Recently, the ASBCA rejected a government claim seeking to recover costs. In that case, the government had alleged the costs were unsupported by employee time cards. But the ASCBCA reasoned the FAR prescribes a retention period for time cards. Because the government had not begun an audit until after that retention period had passed, the contractor had no obligation to retain the time cards. But now, in a decision issued shortly after the ASBCA decision, the CBCA has apparently come to the opposite conclusion.

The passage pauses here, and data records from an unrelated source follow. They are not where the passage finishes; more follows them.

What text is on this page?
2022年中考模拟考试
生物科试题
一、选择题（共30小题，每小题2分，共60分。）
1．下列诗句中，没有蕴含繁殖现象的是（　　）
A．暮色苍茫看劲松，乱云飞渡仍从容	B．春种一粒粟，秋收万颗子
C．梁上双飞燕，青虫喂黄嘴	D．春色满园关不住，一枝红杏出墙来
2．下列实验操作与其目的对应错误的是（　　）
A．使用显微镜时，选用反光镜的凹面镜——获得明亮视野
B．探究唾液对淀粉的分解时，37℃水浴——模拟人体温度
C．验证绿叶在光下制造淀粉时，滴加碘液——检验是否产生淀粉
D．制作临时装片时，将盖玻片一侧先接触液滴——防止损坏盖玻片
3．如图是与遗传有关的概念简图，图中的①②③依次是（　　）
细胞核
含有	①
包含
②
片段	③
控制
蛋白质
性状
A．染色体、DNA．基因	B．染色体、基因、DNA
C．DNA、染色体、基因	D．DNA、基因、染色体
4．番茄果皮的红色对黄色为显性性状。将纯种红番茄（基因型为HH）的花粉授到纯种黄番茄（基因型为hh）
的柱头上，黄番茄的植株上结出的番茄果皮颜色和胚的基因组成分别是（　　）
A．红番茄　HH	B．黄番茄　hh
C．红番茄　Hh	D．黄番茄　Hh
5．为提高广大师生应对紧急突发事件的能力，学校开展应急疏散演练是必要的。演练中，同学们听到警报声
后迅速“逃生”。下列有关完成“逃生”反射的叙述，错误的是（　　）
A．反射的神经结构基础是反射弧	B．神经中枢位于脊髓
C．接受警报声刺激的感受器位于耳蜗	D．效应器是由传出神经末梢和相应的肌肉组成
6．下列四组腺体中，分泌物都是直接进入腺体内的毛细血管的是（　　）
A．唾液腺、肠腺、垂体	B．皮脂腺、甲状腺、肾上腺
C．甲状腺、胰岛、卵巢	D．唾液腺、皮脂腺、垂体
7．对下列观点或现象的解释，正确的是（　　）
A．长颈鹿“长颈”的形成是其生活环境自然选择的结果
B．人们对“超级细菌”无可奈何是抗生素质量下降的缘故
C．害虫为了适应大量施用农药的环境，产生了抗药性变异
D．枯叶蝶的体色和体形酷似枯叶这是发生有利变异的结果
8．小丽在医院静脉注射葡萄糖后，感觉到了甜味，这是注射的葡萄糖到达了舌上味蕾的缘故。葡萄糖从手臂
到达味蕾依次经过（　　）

Mission Support Alliance, LLC v. Department of Energy, CBCA 6477

Background

Mission Support Alliance (MSA) had a cost-reimbursement contract with the Department of Energy (DOE) to provide various services at the Hanford Nuclear Site in Washington. Following an audit of costs paid to MSA and its subcontractors, DOE issued a final decision seeking to recover over $15 million in unallowable costs. The parties were able to reduce the amount disputed from $15 million to $333,000 in disputed subcontractor payments. The parties submitted the remaining subcontractor dispute to the CBCA.

Analysis

Statute of Limitations

MSA claimed tha government’s claims were barred by the CDA’s six-year statute of limitations. MSA contended that its cost submissions from 2011 contained enough information to notify DOE of a potential claim. DOE, however, did not file a claim until 2019, well after the six-year deadline had passed.

The board, however, found that the grounds for disallowance were not knowable until several years after 2011, when MSA provided DOE the results of the company’s own subcontractor cost audits. MSA had failed to show how DOE would have had reason to doubt the subcontractor payments in 2011.

Employee Time Cards

A large part of the government’s claim concerned payments made to a subcontractor that were not supported by time cards. MSA alleged its subcontractor didn’t have the time cards because by the time DOE began its audit, the record retention date for the time cards had passed. MSA argued that it should not be penalized for DOE’s failure to conduct a timely audit.

The board opined that it did not intend to “penalize” MSA, but it did need to decide whether the record showed that MSA had reasonably paid its subcontractor for the labor hours at issue. The board stated understood why the time cards were not available. Nevertheless, the board opined that there needed to be something to satisfy MSA’s burden of proof. Were it otherwise, the board reasoned, the statute of limitation for a government claim would be no longer then the required retention period for time cards, With no other alternative in the record to substantiate the labor costs, the board sustained the government’s claim.

Approved Invoices

DOE sought to recover other subcontractor costs that were only supported by a single screenshot showing that an MSA representative had approved them. MSA said the costs were cool because they had been “reviewed and approved” by MSA. But the board opined that mere review and approval by a prime contractor is not enough to show that subcontractor costs are reasonable. The board also sustained this portion of the government’s claim.

MSA is represented by Marisa M. Bavand and Allison L. Murphy of Groff Murphy PLLC. The government is represented by Paul R. Davis and Andrew J. Unsicker of the Department of Energy.